Interview with Vaccine Law Expert, Professor Dorit Reiss
Joel Cohen (Host): Hello and welcome to TalksOnLaw, I'm Joel Cohen. Today we're talking about the COVID-19 vaccine and the laws around it. We're getting the update from Professor Dorit Reiss of UC Hastings. Professor, welcome to TalksOnLaw.
Prof. Dorit Reiss (DR): Thank you for having me again.
Fired for Refusal to Vaccinate
Host: We've seen that one of the first priorities in receiving the vaccine are medical workers or first responders. We've also seen examples where doctors or nurses have chosen not to take the vaccine. Is there an obligation, can doctors or hospital workers be fired for refusing to take the vaccine?
DR: First of all, I would say that if you're working with vulnerable populations there's probably an ethical obligation to protect them and your co-workers as much as possible from COVID -19 including by taking the vaccine. Legally, employers can mandate that health care workers take the vaccine. It's been done in other contexts such as influenza.
Exceptions and Exemptions Requiring Accommodation
There are four caveats: first these vaccines are authorized under an emergency use authorization not under a regular license and there's some legal uncertainty whether you can mandate a vaccine under an EUA. Right now, the Equal Employment Opportunity Commission has issued a guidance that suggests that yes you can mandate a vaccine under EUA and my reading of the statute is that it's there's a good chance that you can, but there's enough ambiguity that it can be tested in court and I think there's a 50-50 chance which way the court will go. So one caveat is Emergency Use Authorization. Second, if it's a unionized workforce, the collective bargaining agreement may require negotiating with the union before requiring vaccines.
Host: Interesting, so it may be that you would have to negotiate with say the airline workers union if you wanted to require that pilots and and stewards / stewardesses take the vaccine?

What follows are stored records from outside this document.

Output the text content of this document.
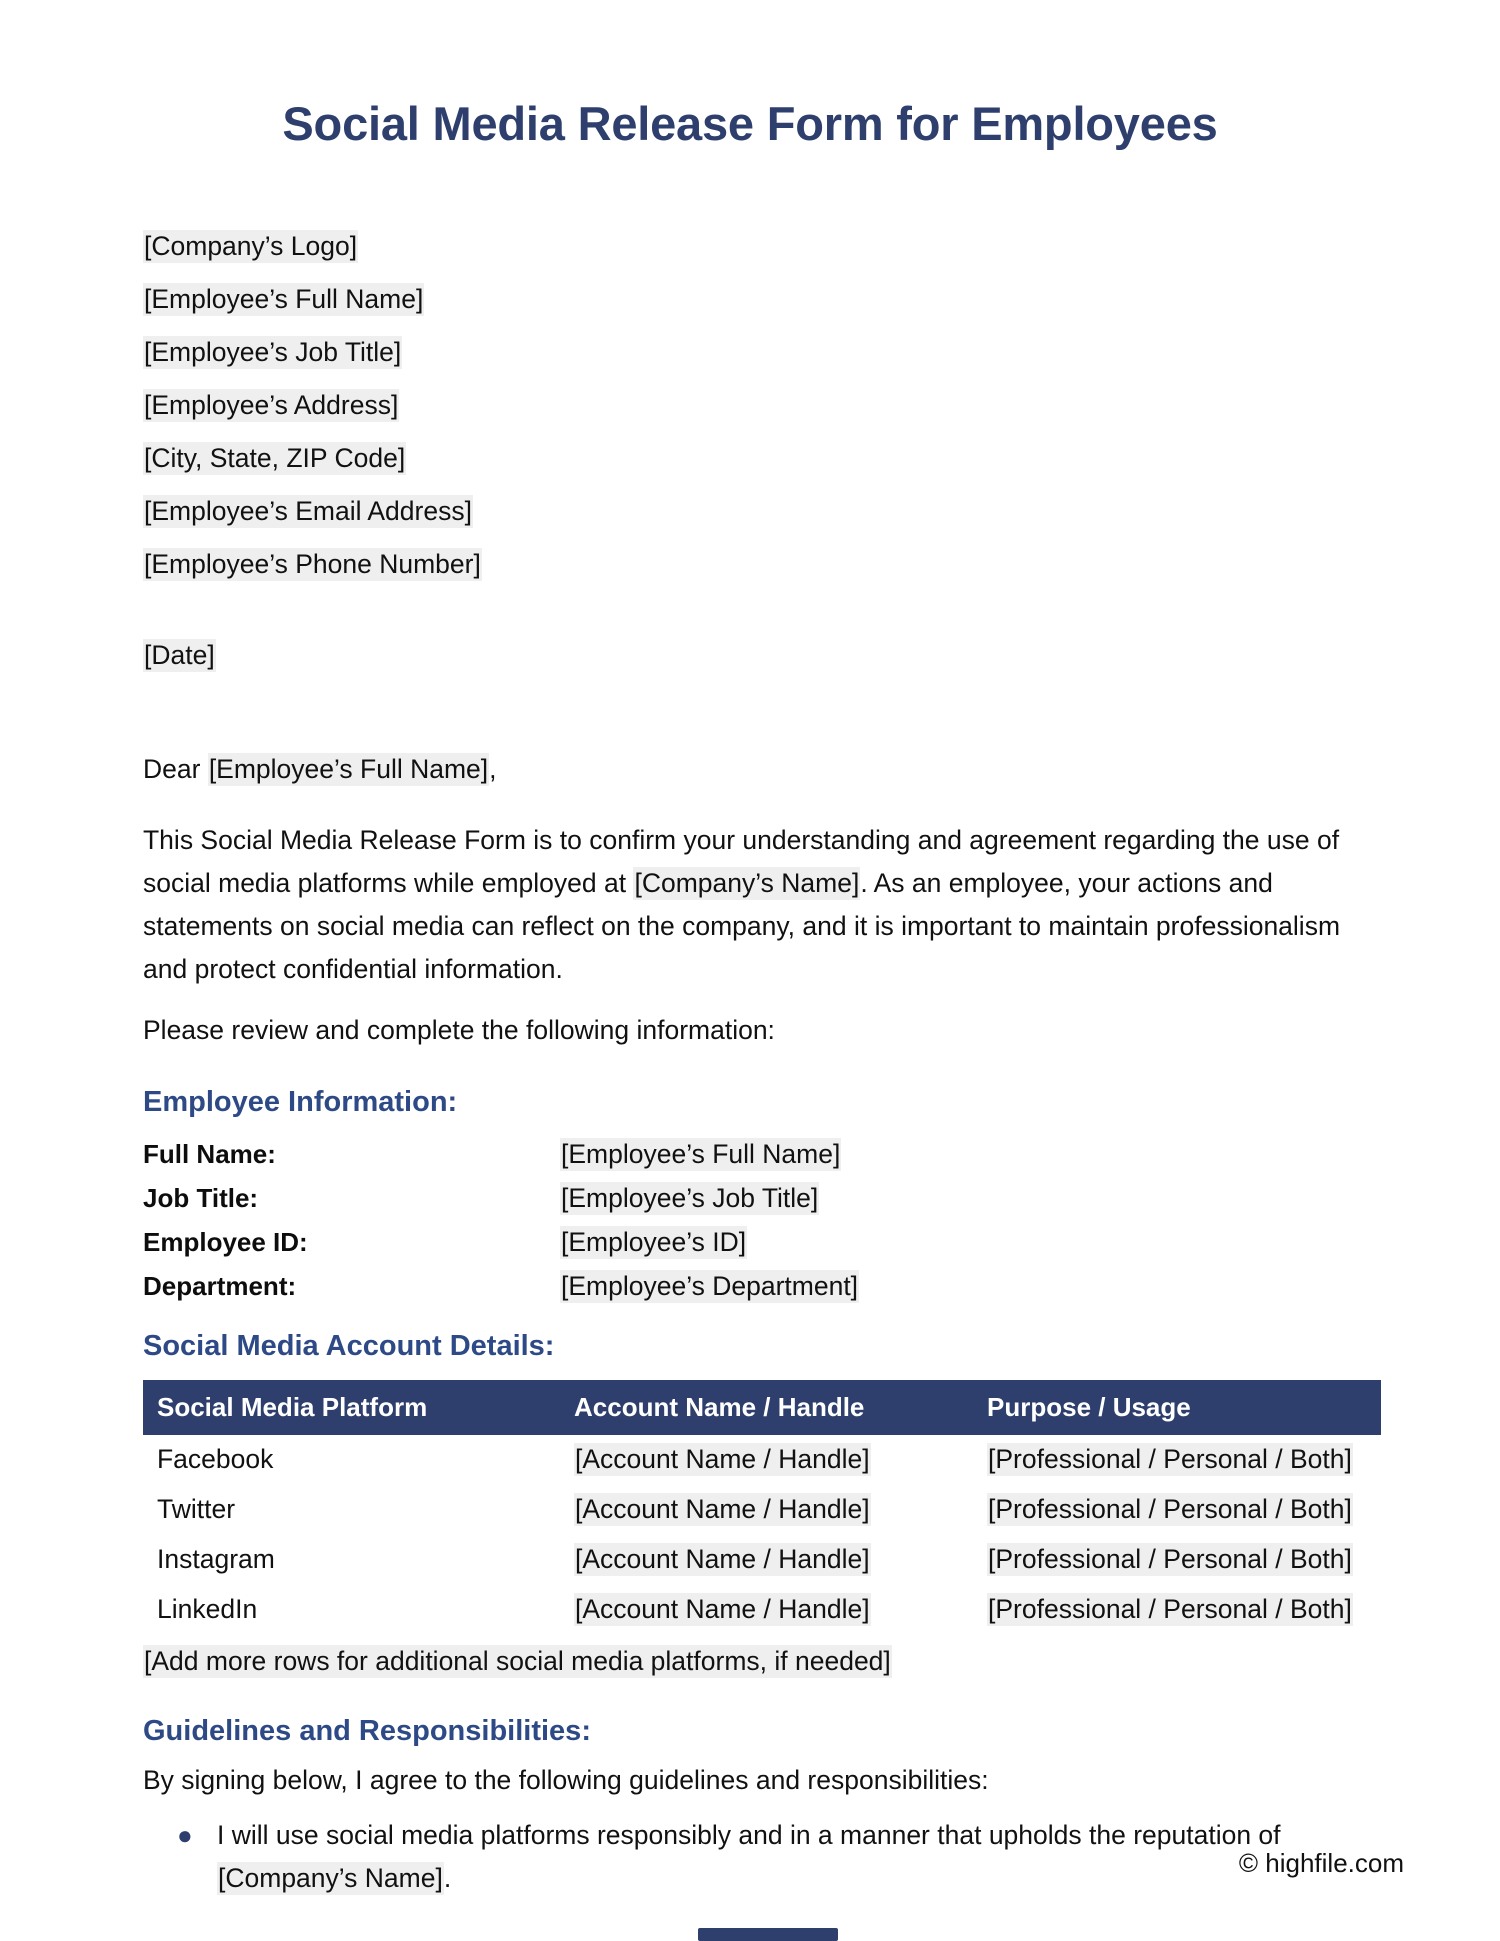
Social Media Release Form for Employees
[Company’s Logo]
[Employee’s Full Name]
[Employee’s Job Title]
[Employee’s Address]
[City, State, ZIP Code]
[Employee’s Email Address]
[Employee’s Phone Number]
[Date]
Dear [Employee’s Full Name],
This Social Media Release Form is to confirm your understanding and agreement regarding the use of social media platforms while employed at [Company’s Name]. As an employee, your actions and statements on social media can reflect on the company, and it is important to maintain professionalism and protect confidential information.
Please review and complete the following information:
Employee Information:
Full Name:	[Employee’s Full Name]
Job Title:	[Employee’s Job Title]
Employee ID:	[Employee’s ID]
Department:	[Employee’s Department]
Social Media Account Details:
Social Media Platform	Account Name / Handle	Purpose / Usage
Facebook	[Account Name / Handle]	[Professional / Personal / Both]
Twitter	[Account Name / Handle]	[Professional / Personal / Both]
Instagram	[Account Name / Handle]	[Professional / Personal / Both]
LinkedIn	[Account Name / Handle]	[Professional / Personal / Both]
[Add more rows for additional social media platforms, if needed]
Guidelines and Responsibilities:
By signing below, I agree to the following guidelines and responsibilities:
● I will use social media platforms responsibly and in a manner that upholds the reputation of [Company’s Name].	© highfile.com
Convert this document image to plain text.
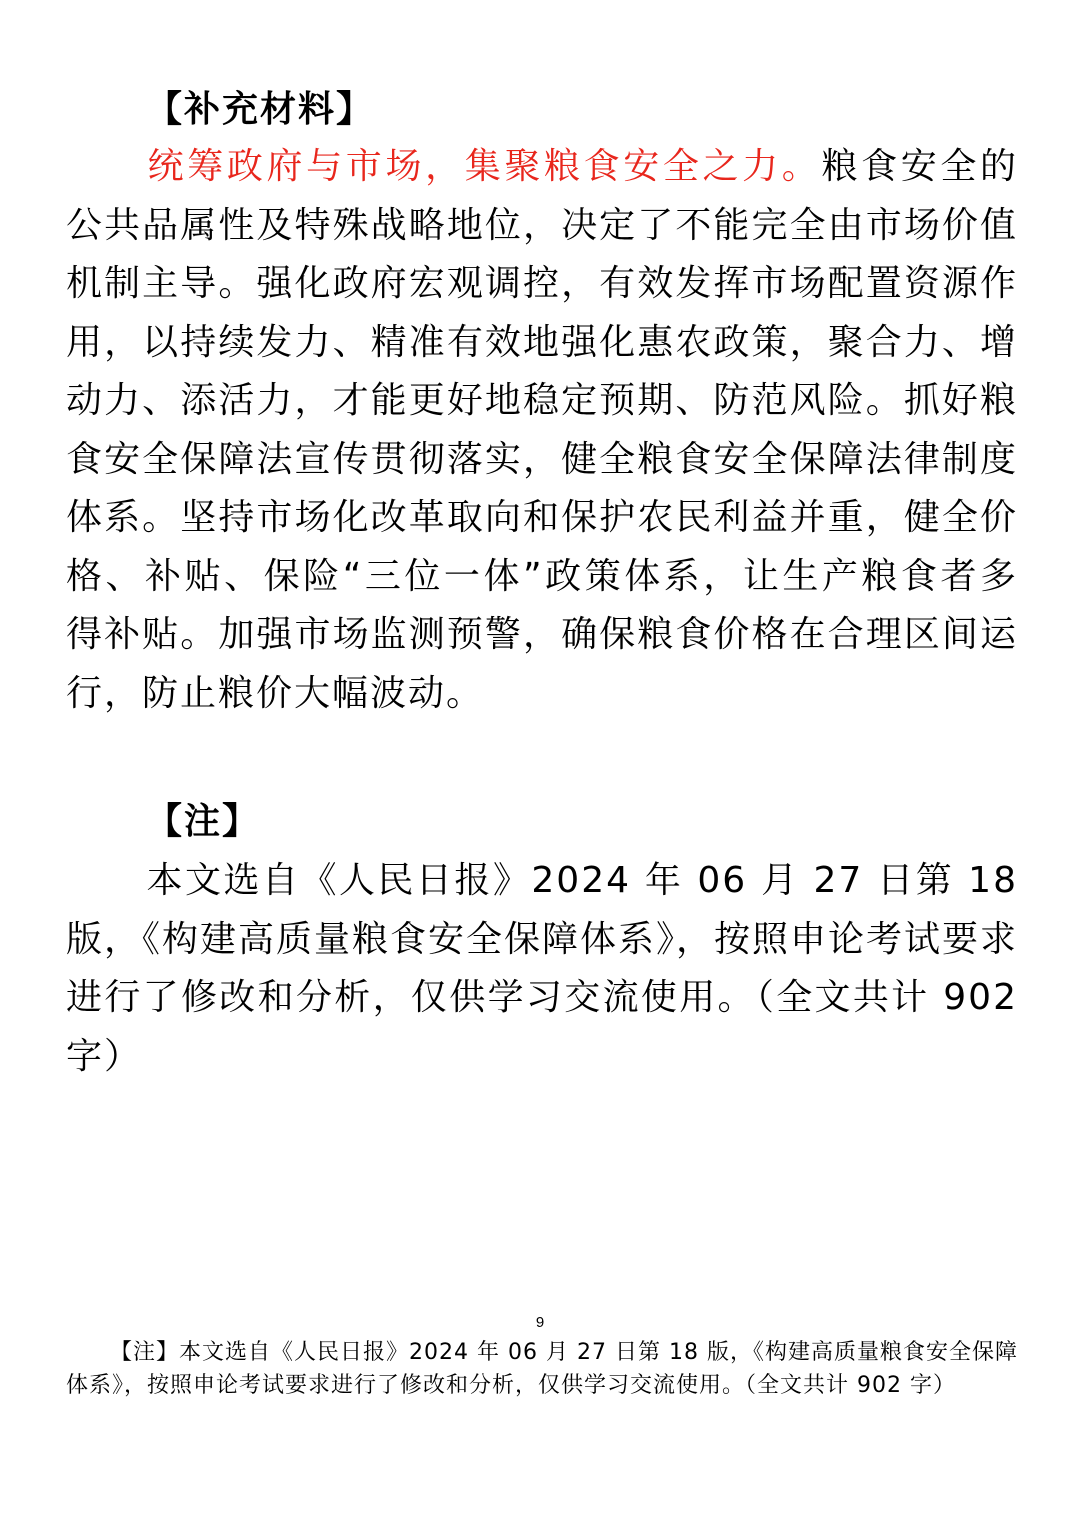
【补充材料】

统筹政府与市场，集聚粮食安全之力。粮食安全的公共品属性及特殊战略地位，决定了不能完全由市场价值机制主导。强化政府宏观调控，有效发挥市场配置资源作用，以持续发力、精准有效地强化惠农政策，聚合力、增动力、添活力，才能更好地稳定预期、防范风险。抓好粮食安全保障法宣传贯彻落实，健全粮食安全保障法律制度体系。坚持市场化改革取向和保护农民利益并重，健全价格、补贴、保险“三位一体”政策体系，让生产粮食者多得补贴。加强市场监测预警，确保粮食价格在合理区间运行，防止粮价大幅波动。

【注】

本文选自《人民日报》2024 年 06 月 27 日第 18 版，《构建高质量粮食安全保障体系》，按照申论考试要求进行了修改和分析，仅供学习交流使用。（全文共计 902 字）

9

【注】本文选自《人民日报》2024 年 06 月 27 日第 18 版，《构建高质量粮食安全保障体系》，按照申论考试要求进行了修改和分析，仅供学习交流使用。（全文共计 902 字）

DR: Exactly right. And the third caveat is the American with Disabilities Act which says that if someone has a disability, which will include the contraindication against the vaccine, they should be given reasonable accommodation unless it's a significant burden. Reasonable accommodation doesn't necessarily mean treating them like everyone else. It can mean requiring them to wear PPE, having them work isolated from other people who could take the vaccine. If there's a choice between remote work and on-campus work, they might be required to do the remote part but they have to be accommodated unless it's a really significant burden on the employer. Finally the Civil Rights Act of 1964 says that employers can't discriminate against employees with sincere religious objections to a workplace rule unless it's a undue burden. In this case, an undue burden means no more than minimal costs. So there may be claims of religious objection to the vaccine by some employees and you may have to accommodate them. Again, not necessarily to let them work like everybody else but to give them some accommodation.
Host: So may be if you had a religious objection or a disability justification you could be entitled to work from home or perhaps wear the right type of mask?
DR: Exactly but otherwise, yes, employers can impose a vaccine requirement. It's a health and safety rule. Those are allowed in the workplace, and they can fire people who don't comply with it. I'm not sure it's a good idea this early this early – we have such a shortage that if workers don't want the vaccine in most circumstances it's probably better to just give it to someone who does want it, but there are exceptions. So imagine a long-term care facility with very elderly, very vulnerable patients where 30% of the workforce doesn't want the vaccine – it may be justified to require it from those people working with a vulnerable population.